Mar del Plata 2011: ¡Vivan las Antípodas!
Las antípodas son lugares o personas opuestas en el mundo, y como casi todo lo que somos es solo agua, son muy pocas las que existen. Nos escribe la segunda leyenda de la película, luego de una frase de Lewis Carrol de “Alicia en el País de las Maravillas”. Es lo que se nos muestra, el mundo de las maravillas, la inmensidad del planeta, lo desconocido, lo diferente entre cada lugar, característico, específico, especial y particular. La oposición de lo bello contra lo bello, y nosotros habitándolo. Nosotros apropiándonos, pensándonos dueños del mundo, de los rincones, de la naturaleza magistral, siempre superior, infinita en sí misma, finita para nosotros.
Entre Ríos, Argentina, meticulosa y exactamente opuesta a Shanghái, China. El espacio natural, los cielos de colores, el atardecer, el campo, el mate. Y la ciudad gigante, la intervención urbana, la invasión del humano sobre el humano. Justos opuestos, amanece mientras oscurece. Mientras en el campo comentan sobre cuentos chinos, sobre lo inteligentes que son y los avances tecnológicos que producen y producen. Sobre cómo vivirán. En Shanghái la máquina funciona mientras nadie se pregunta.
Los planos se invierten, entre el cielo y el asfalto, entre el campo y la ciudad, el atardecer y el amanecer. El planeta gira y todo es cíclico.
La Patagonia Chilena y Rusia. Ninguna ciudad. En Rusia, dos mujeres, una grande y una pequeña, dos antípodas. La niña le cuenta a la mujer grande que si tuviera que convertirse en algo no sería en un animal: se convertiría en agua, en movimiento, en pura pureza. En Chile las ovejas, la vocación del pastor, la lana. Todo va funcionando en el mundo, mientras en Shanghái siguen pasando. Mientras en Entre Ríos hablan de motosierras y mujeres. Los planos se vuelven a invertir, a intervenirse unos con otros, a fundirse en un mismo lugar, en el planeta que gira. Y justo, un silencio absoluto, de esos que dicen que en el cine no existen. Después, la música gigante, lo ovación de la naturaleza, del agua, del cielo y de las nubes.
Luego Hawaii, el paraíso estadounidense, un hombre que pierde a su perro. La lava del volcán, los colores, las texturas, el movimiento despacio que se apodera del suelo volcánico, el gris contra el rojo. Las grietas de las rocas son como las de la piel del elefante. Elefantes en Botswana, en Africa. El blanco y el negro. La mujer negra se sienta para el plano mientras el viento le levanta la falda, se la tapa en un segundo, se preocupa. La niña escucha pasos, “de nuevo son los elefantes”, le dice la mujer. Después, un león toma agua y la cámara bajo el agua, primer plano del hocico del león, nunca vi algo igual. Nunca vi el retrato de una naturaleza tan verosímil, tan lejana, tan conmovedora. Mientras en Chile le quitan la lana a las ovejas, mientras en Rusia mujeres cantan, mientras en Argentina siguen tomando mate en paz.

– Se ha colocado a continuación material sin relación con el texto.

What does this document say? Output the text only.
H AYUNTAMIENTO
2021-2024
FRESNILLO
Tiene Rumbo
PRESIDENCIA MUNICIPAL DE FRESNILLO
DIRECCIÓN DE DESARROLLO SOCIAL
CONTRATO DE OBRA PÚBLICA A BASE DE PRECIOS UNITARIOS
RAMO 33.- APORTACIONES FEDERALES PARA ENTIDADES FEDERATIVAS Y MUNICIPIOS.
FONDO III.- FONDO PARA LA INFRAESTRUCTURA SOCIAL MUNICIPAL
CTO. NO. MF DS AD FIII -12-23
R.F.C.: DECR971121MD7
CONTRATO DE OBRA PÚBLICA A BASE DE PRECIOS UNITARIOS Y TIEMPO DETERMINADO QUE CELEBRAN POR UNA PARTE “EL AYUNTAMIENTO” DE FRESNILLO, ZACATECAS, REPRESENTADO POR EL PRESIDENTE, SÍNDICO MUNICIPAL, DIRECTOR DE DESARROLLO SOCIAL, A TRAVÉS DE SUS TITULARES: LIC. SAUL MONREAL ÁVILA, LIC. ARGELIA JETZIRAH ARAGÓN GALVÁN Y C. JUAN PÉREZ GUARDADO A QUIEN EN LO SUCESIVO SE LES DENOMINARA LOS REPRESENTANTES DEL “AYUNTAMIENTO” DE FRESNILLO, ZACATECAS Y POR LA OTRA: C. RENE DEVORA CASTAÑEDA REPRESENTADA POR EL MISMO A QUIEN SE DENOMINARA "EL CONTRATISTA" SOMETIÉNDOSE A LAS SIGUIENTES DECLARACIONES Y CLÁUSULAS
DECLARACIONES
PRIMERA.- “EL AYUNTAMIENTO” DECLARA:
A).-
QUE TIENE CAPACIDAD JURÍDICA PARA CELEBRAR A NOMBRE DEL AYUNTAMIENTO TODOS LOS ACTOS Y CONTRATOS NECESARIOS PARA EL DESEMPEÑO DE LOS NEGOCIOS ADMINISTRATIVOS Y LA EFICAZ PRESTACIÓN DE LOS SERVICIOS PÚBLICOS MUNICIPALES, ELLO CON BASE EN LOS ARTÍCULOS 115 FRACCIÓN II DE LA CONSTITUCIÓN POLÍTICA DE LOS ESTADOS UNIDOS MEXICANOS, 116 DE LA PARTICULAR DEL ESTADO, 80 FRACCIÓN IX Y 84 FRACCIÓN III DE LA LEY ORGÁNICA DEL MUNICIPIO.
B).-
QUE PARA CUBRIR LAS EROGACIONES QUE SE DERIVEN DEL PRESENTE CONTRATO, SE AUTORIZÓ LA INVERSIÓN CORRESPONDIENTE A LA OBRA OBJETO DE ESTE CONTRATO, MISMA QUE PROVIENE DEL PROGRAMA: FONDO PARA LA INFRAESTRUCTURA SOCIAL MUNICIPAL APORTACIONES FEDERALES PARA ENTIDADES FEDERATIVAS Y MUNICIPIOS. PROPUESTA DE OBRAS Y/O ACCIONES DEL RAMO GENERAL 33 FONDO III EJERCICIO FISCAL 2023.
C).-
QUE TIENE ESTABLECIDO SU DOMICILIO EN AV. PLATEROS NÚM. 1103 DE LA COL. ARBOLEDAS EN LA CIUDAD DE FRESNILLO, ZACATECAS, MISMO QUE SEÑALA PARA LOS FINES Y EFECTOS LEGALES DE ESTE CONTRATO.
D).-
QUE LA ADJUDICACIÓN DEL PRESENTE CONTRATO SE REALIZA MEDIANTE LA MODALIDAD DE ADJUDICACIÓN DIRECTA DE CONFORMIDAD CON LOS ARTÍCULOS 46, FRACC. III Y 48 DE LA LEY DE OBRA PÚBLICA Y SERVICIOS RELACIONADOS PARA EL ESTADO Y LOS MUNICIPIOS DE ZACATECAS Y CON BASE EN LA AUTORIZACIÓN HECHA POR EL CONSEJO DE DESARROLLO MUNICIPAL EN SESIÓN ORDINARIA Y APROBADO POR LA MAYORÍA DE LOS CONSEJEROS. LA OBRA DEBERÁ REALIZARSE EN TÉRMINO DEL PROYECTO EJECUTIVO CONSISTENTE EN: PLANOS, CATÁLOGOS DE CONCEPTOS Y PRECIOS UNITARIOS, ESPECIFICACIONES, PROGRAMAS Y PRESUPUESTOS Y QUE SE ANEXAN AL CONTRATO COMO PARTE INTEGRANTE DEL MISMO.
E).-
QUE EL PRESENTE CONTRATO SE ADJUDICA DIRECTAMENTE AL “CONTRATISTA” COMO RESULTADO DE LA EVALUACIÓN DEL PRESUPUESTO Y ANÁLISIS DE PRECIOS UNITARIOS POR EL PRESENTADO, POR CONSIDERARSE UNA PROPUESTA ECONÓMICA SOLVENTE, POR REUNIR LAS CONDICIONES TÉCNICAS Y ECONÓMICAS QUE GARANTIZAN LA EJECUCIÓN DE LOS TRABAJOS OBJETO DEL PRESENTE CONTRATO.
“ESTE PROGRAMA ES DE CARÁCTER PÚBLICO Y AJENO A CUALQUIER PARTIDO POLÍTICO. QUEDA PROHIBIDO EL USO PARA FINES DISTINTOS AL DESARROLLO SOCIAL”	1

Finalmente España y Nueva Zelanda. Los lugares se mezclan, se confunden de distintos, de habitados, deshabitados, de llenos y vacíos. En Nueva Zelanda una ballena nadando para después aparecer muerta, en la orilla de la playa. Los hombres la observan para luego intervenirla, tratar de sacarla, traer las maquinas, caminar por encima de ella y finalmente cortarla, demasiado pesada para sacarla así de ahí. Demasiado grande para nosotros. En el plano la grúa, la ballena, el hombre partiendo su cola con la motosierra. El montaje danza con la música, con la naturaleza.
El cielo, el mar, los colores del arcoiris, la gente en la ciudad, el campo, los hombres con el mate, las ovejas del pastor, los gorros de lana. Los planos se siguieron invirtiendo, contraponiendo unos con otros, la música compone las imágenes, las llena de más colores y el sonido, puro, de cada rincón termina de pulir la obra de arte, la contemplación de este lugar. El mejor retrato del planeta que habitamos. ¡Que vivan las antípodas!



4 comentarios
Buenísimo!
Notable, muy bien logrado y una idea muy nuestra, latinoamericanos.
Me gusto!
excelente comentario
quien habra sido la genia qe lo escribio.
…seriamente, me sorprendio mucho la idea visual de la pelicula y la dicotomia totalmente contraria entre los lugares qe se muestran.
congratulation(como en el crash)
Muy bien logrado el comentario. Película interesante de contrastes de culturas, pero con una óptica latinoamericanista de fondo.